In Brett and another v Harlow Court Ltd [2022] UKUT 52 (LC), the Upper Tribunal (Lands Chamber) had to consider whether interim service charges paid by lessees that were found to be unreasonable in amount within the meaning of section 19(2) should be repaid rather than being offset by the lessor against future anticipated expenditure.
The appellants were the former leaseholders of a flat situated within Harlow Court in Reigate, Surrey. In June 2013, the respondent company, owned by the lessees of the block, acquired the freehold.
Under their lease, the appellants were required to pay a maintenance charge equal to 1/18th of the annual cost incurred by the lessor. Pursuant to clause 3(2)(ii) of the lease, the annual cost was defined as the expenditure “incurred or to be incurred” by the lessor in carrying out its obligations in the lease in any accounting period or as a “forward payment” towards any large item of expenditure to be incurred in a subsequent accounting period.
By clause 3(2)(b) the appellants were to pay in advance and on account of the maintenance charge an amount specified by the respondent’s surveyor as being a fair and reasonable interim payment. The interim payment was to be paid in equal instalments twice a year. The lease allowed for an end-of-year reconciliation and for the appellants to meet any deficit between the expenditure actually incurred and the payments on account. Clause 3(2)(e) of the lease provided that the lessor would accumulate any surplus and apply the same towards expenditure in future years. Clause 7.2.3 placed an obligation on the lessees that within 14 days of a demand they would pay “a proportion of the administration and other costs (including professional fees) of the lessor, such proportion being reflective of the tenant’s shareholding in the respondent company.
In practice, rather than follow the service charges machinery contained in the lease, the respondent made bi-yearly service charge demands in the sum of £800 for each period. The monies were used in part to meet annually recurring expenditure, with the remainder accumulated in a reserve fund. By 2014, the payments on account were insufficient to meet the annual recurring costs, resulting in a deficit. It transpired that the respondent had erroneously used some of the reserve fund to meet the company’s running costs.

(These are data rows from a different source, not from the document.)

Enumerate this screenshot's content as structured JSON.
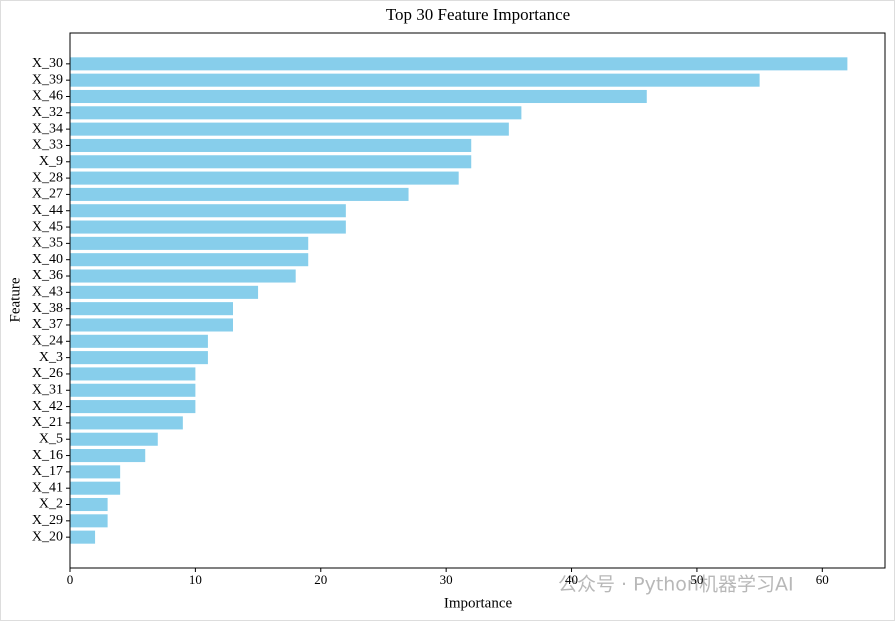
{
  "chart_data": {
    "type": "barh",
    "title": "Top 30 Feature Importance",
    "x_label": "Importance",
    "y_label": "Feature",
    "categories": [
      "X_30",
      "X_39",
      "X_46",
      "X_32",
      "X_34",
      "X_33",
      "X_9",
      "X_28",
      "X_27",
      "X_44",
      "X_45",
      "X_35",
      "X_40",
      "X_36",
      "X_43",
      "X_38",
      "X_37",
      "X_24",
      "X_3",
      "X_26",
      "X_31",
      "X_42",
      "X_21",
      "X_5",
      "X_16",
      "X_17",
      "X_41",
      "X_2",
      "X_29",
      "X_20"
    ],
    "values": [
      62,
      55,
      46,
      36,
      35,
      32,
      32,
      31,
      27,
      22,
      22,
      19,
      19,
      18,
      15,
      13,
      13,
      11,
      11,
      10,
      10,
      10,
      9,
      7,
      6,
      4,
      4,
      3,
      3,
      2
    ],
    "color": "#87ceeb",
    "xlim": [
      0,
      65
    ],
    "xticks": [
      0,
      10,
      20,
      30,
      40,
      50,
      60
    ],
    "watermark": "公众号 · Python机器学习AI"
  }
}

In June 2020, the appellants disposed of their flat. Prior to the sale, they paid on account service charges that had been demanded in March. In September 2020 they applied to the First-tier Tribunal for a determination of the reasonableness and payability of service charges for the years 2018-2019; 2019-2020 and 2020-2021. This was their third application. In light of the FTT’s previous decisions, the appellants argued that the March 2020 on-account demand was unreasonable because the respondent held funds to the appellants’ credit, which had been used by the respondent as a payment to meet company expenditure pursuant to clause 7.2.3 of the lease rather than being refunded back to them.
The FTT determined that the sum of £712.55 was reasonable for the respondent to collect on account from the appellants. The UT agreed. The appellants would not pay more in the current year than the respondent needed to provide the covenanted services and would be spared the additional expense of flawless accounting. The UT underscored that in cases such as this, the UT had no power to substitute its own view of what was a reasonable amount to be collected as an interim service charge if the FTT had properly exercised its discretion in that regard.
The UT also reiterated that section 19(2) did not confer a broader jurisdiction on the FTT than that which it had under section 27A. The FTT’s jurisdiction under section 27A was declaratory in nature. It could not order the repayment of sums paid in excess of the relevant statutory service charge limit.